When the last recession hit, you had a pullback by employers initially where the first to be laid off are the contingent workers, but when they come back, as they are now, the replacements are contingent workers and the game plan changes so that there is more flexibility for staffing. Couple that with the MIT model, and we predict that half of the positions that get reestablished that were permanent positions will become contingent positions. We already have data that over 25 percent of the workforce could fall into that category.

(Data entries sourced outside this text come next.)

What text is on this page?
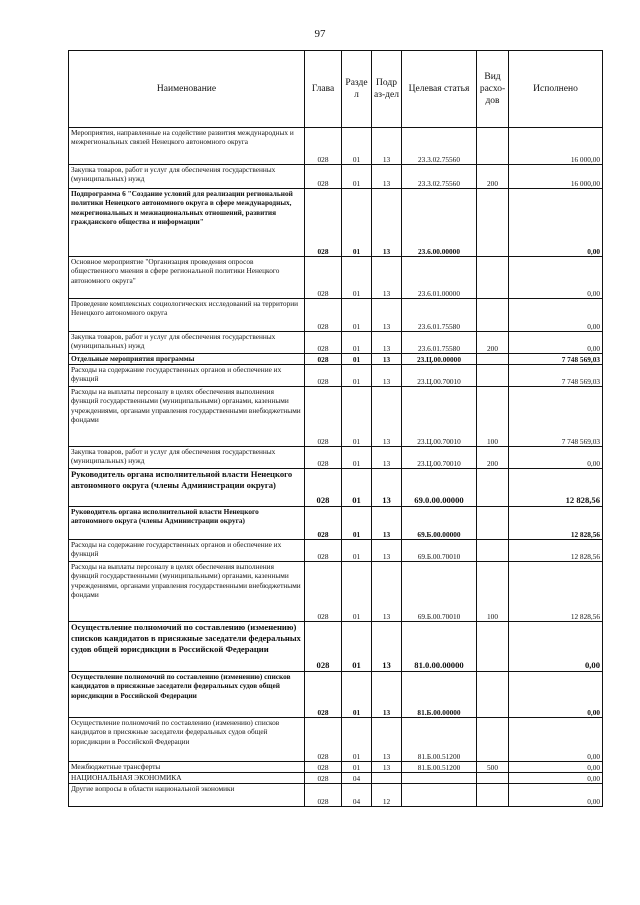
97
Наименование	Глава	Разде л	Подр аз-дел	Целевая статья	Вид расхо- дов	Исполнено
Мероприятия, направленные на содействие развития международных и межрегиональных связей Ненецкого автономного округа	028	01	13	23.3.02.75560		16 000,00
Закупка товаров, работ и услуг для обеспечения государственных (муниципальных) нужд	028	01	13	23.3.02.75560	200	16 000,00
Подпрограмма 6 "Создание условий для реализации региональной политики Ненецкого автономного округа в сфере международных, межрегиональных и межнациональных отношений, развития гражданского общества и информации"	028	01	13	23.6.00.00000		0,00
Основное мероприятие "Организация проведения опросов общественного мнения в сфере региональной политики Ненецкого автономного округа"	028	01	13	23.6.01.00000		0,00
Проведение комплексных социологических исследований на территории Ненецкого автономного округа	028	01	13	23.6.01.75580		0,00
Закупка товаров, работ и услуг для обеспечения государственных (муниципальных) нужд	028	01	13	23.6.01.75580	200	0,00
Отдельные мероприятия программы	028	01	13	23.Ц.00.00000		7 748 569,03
Расходы на содержание государственных органов и обеспечение их функций	028	01	13	23.Ц.00.70010		7 748 569,03
Расходы на выплаты персоналу в целях обеспечения выполнения функций государственными (муниципальными) органами, казенными учреждениями, органами управления государственными внебюджетными фондами	028	01	13	23.Ц.00.70010	100	7 748 569,03
Закупка товаров, работ и услуг для обеспечения государственных (муниципальных) нужд	028	01	13	23.Ц.00.70010	200	0,00
Руководитель органа исполнительной власти Ненецкого автономного округа (члены Администрации округа)	028	01	13	69.0.00.00000		12 828,56
Руководитель органа исполнительной власти Ненецкого автономного округа (члены Администрации округа)	028	01	13	69.Б.00.00000		12 828,56
Расходы на содержание государственных органов и обеспечение их функций	028	01	13	69.Б.00.70010		12 828,56
Расходы на выплаты персоналу в целях обеспечения выполнения функций государственными (муниципальными) органами, казенными учреждениями, органами управления государственными внебюджетными фондами	028	01	13	69.Б.00.70010	100	12 828,56
Осуществление полномочий по составлению (изменению) списков кандидатов в присяжные заседатели федеральных судов общей юрисдикции в Российской Федерации	028	01	13	81.0.00.00000		0,00
Осуществление полномочий по составлению (изменению) списков кандидатов в присяжные заседатели федеральных судов общей юрисдикции в Российской Федерации	028	01	13	81.Б.00.00000		0,00
Осуществление полномочий по составлению (изменению) списков кандидатов в присяжные заседатели федеральных судов общей юрисдикции в Российской Федерации	028	01	13	81.Б.00.51200		0,00
Межбюджетные трансферты	028	01	13	81.Б.00.51200	500	0,00
НАЦИОНАЛЬНАЯ ЭКОНОМИКА	028	04				0,00
Другие вопросы в области национальной экономики	028	04	12			0,00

What we did was analyze the employment and labor law implications of a contingent workforce and effectively put together a whole practice area within Littler to determine how intellectual property is handled with contingent workers; what is the role of National Labor Relations Board and union organizing; what obligations do you have with wage and hour compliance in that area; what about harassment, discrimination, and the list goes on. The challenge for lawyers today is to provide compliance solutions for your clients before there is a lot of caselaw and guidance out there that will tell you what the compliance system is. And that's a real opportunity for bringing value to your client and hopefully being right about where the law is going.

LD: What about changes brought about by the Obama administration, such as with healthcare?

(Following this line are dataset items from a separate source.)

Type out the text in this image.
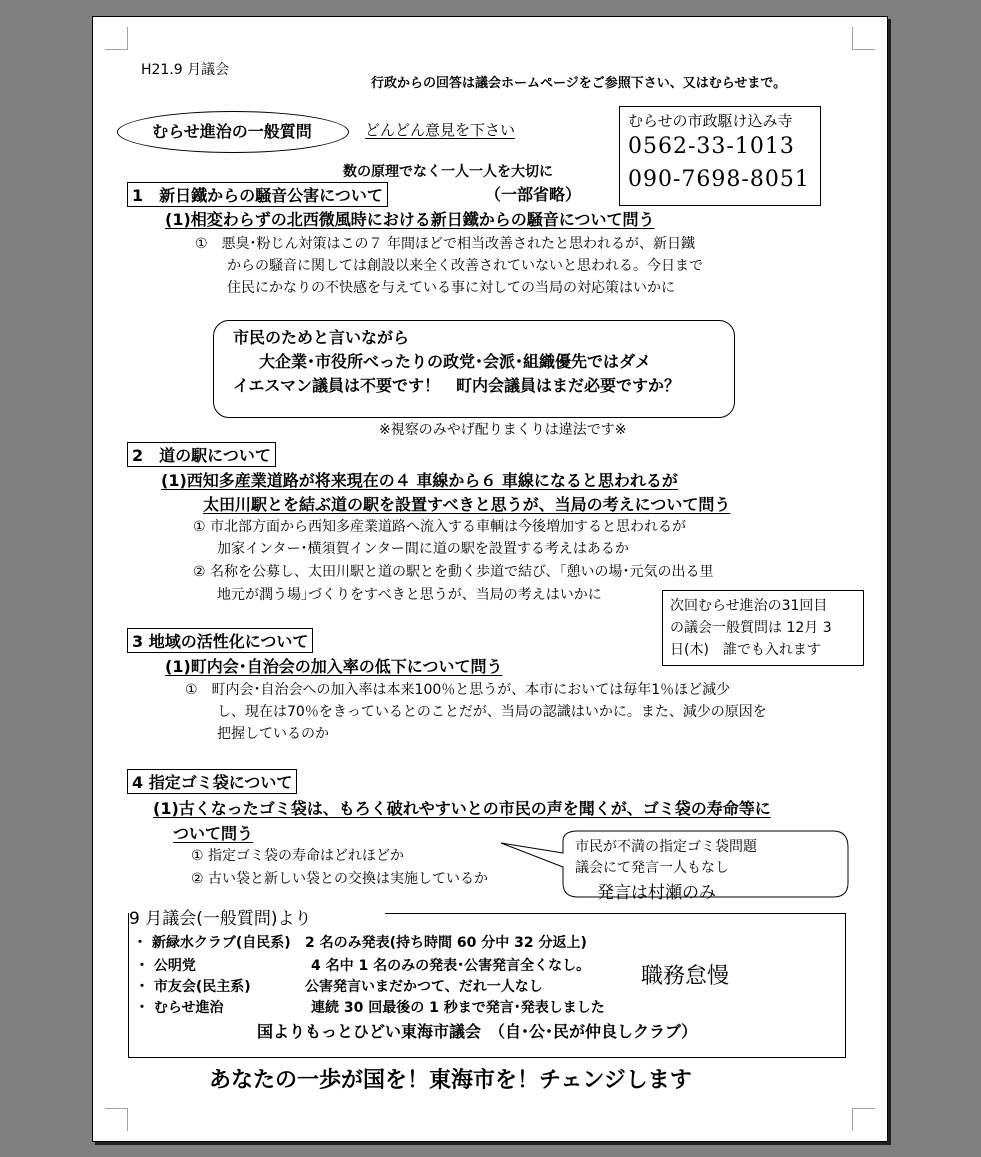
H21.9 月議会
行政からの回答は議会ホームページをご参照下さい、又はむらせまで。
むらせ進治の一般質問	どんどん意見を下さい	むらせの市政駆け込み寺
0562-33-1013
090-7698-8051
数の原理でなく一人一人を大切に
1　新日鐵からの騒音公害について	（一部省略）
(1)相変わらずの北西微風時における新日鐵からの騒音について問う
①　悪臭･粉じん対策はこの７ 年間ほどで相当改善されたと思われるが、新日鐵
からの騒音に関しては創設以来全く改善されていないと思われる。今日まで
住民にかなりの不快感を与えている事に対しての当局の対応策はいかに
市民のためと言いながら
大企業･市役所べったりの政党･会派･組織優先ではダメ
イエスマン議員は不要です！　町内会議員はまだ必要ですか？
※視察のみやげ配りまくりは違法です※
2　道の駅について
(1)西知多産業道路が将来現在の４ 車線から６ 車線になると思われるが
太田川駅とを結ぶ道の駅を設置すべきと思うが、当局の考えについて問う
① 市北部方面から西知多産業道路へ流入する車輌は今後増加すると思われるが
加家インター･横須賀インター間に道の駅を設置する考えはあるか
② 名称を公募し、太田川駅と道の駅とを動く歩道で結び、｢憩いの場･元気の出る里
地元が潤う場｣づくりをすべきと思うが、当局の考えはいかに
次回むらせ進治の31回目
の議会一般質問は 12月 3
日(木)　誰でも入れます
3 地域の活性化について
(1)町内会･自治会の加入率の低下について問う
①　町内会･自治会への加入率は本来100％と思うが、本市においては毎年1％ほど減少
し、現在は70％をきっているとのことだが、当局の認識はいかに。また、減少の原因を
把握しているのか
4 指定ゴミ袋について
(1)古くなったゴミ袋は、もろく破れやすいとの市民の声を聞くが、ゴミ袋の寿命等に
ついて問う
① 指定ゴミ袋の寿命はどれほどか
② 古い袋と新しい袋との交換は実施しているか
市民が不満の指定ゴミ袋問題
議会にて発言一人もなし
発言は村瀬のみ
9 月議会(一般質問)より
・ 新緑水クラブ(自民系) 2 名のみ発表(持ち時間 60 分中 32 分返上)
・ 公明党	4 名中 1 名のみの発表･公害発言全くなし。
・ 市友会(民主系)	公害発言いまだかつて、だれ一人なし
・ むらせ進治	連続 30 回最後の 1 秒まで発言･発表しました
職務怠慢
国よりもっとひどい東海市議会　（自･公･民が仲良しクラブ）
あなたの一歩が国を！東海市を！チェンジします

GM: We have seen more change - and not so much numbers of regulations, directives and enforcement initiatives - but the depth and scope of the changes are greater under the Obama administration than we've seen in the last 50 years at least. And healthcare is just a perfect example because literally there are developments on a daily basis as those regulations get structured and push their way through the process. We actually have a liaison attorney in Washington, DC, whose sole task is to keep current on regulatory and enforcement efforts. We put out a publication recently where we tracked the various agencies and departments as to what initiatives are for enforcement and regulation, and the Department of Labor is among the most active with new initiatives undertaken by the EEOC, OSHA and the Office of Federal Contract Compliance; all of that requires digestion and coordination into a systematic response.

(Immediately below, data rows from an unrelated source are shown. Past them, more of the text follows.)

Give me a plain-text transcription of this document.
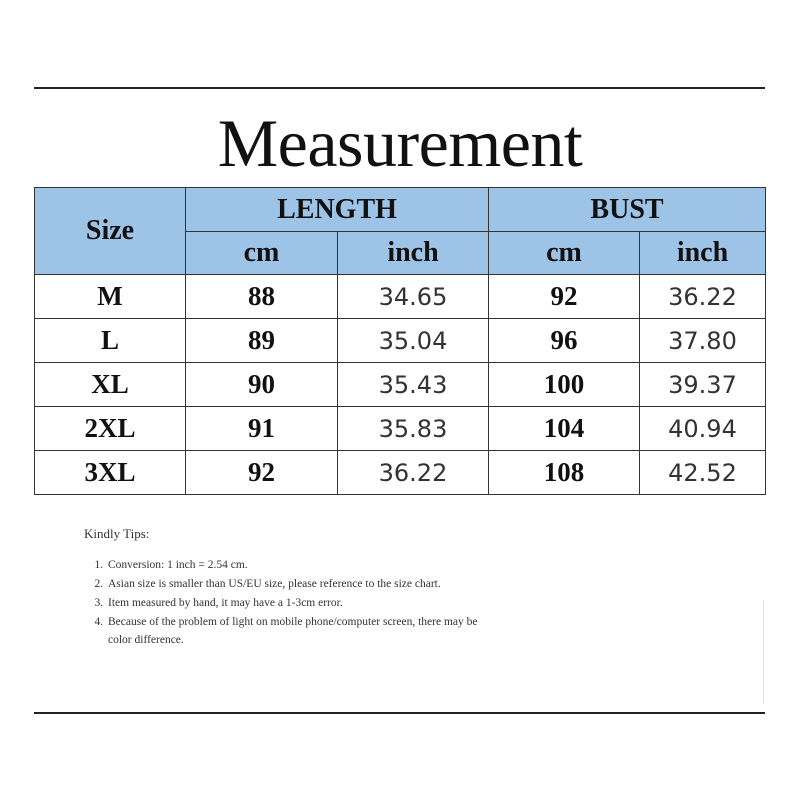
Measurement
Size	LENGTH		BUST	
	cm	inch	cm	inch
M	88	34.65	92	36.22
L	89	35.04	96	37.80
XL	90	35.43	100	39.37
2XL	91	35.83	104	40.94
3XL	92	36.22	108	42.52
Kindly Tips:
1. Conversion: 1 inch = 2.54 cm.
2. Asian size is smaller than US/EU size, please reference to the size chart.
3. Item measured by hand, it may have a 1-3cm error.
4. Because of the problem of light on mobile phone/computer screen, there may be
color difference.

We are working on software to accomplish that with Legal Onramp and right now have a couple of major companies going through a beta system whereby we track every day the regulations and enforcement changes that come out of Washington. Ever week, we summarize them and then give them a label - green, amber or red. If the label is red it means something has to change in your polices and procedures, and with the beta companies we have the ability to go in and pull up their procedures and policies and send back suggested rewording or changes that have to be made. That service, I think, is invaluable because of the amount of resources a company would have to spend to do the same thing. We can do it collectively and be able to make it economically feasible by spreading the cost over a large number of users.

LD: Where does Littler, already the largest employment firm, go from here?

GM: Well, I think that our mission is simple. We work really hard at providing solutions that will work for a company that is multi-state, in other words a national company, where you iron out differences between states or have systems set up to accommodate those differences. We see the great challenge for the next decade being the equivalent effort worldwide. That's why we feel so strongly about building a capacity to offer help and guidance to clients that already are worldwide in their economic implications. And I'm not talking just about huge companies that exist in our world but companies of 100 or 200 employees that source their product from Asia, sell in the Middle East and Europe, and that is common today.

Employment law is racing to keep up. The great challenge ahead of us is to have employment law and the way that it's practiced done in such a way that makes it possible to have a code of conduct that you can apply worldwide, that you can hire a contingent workforce worldwide, that you can have a policy with regard to severance and termination that works worldwide. And there are significant differences by country but what you can do is figure out how to come as close as possible to duplicating your core values.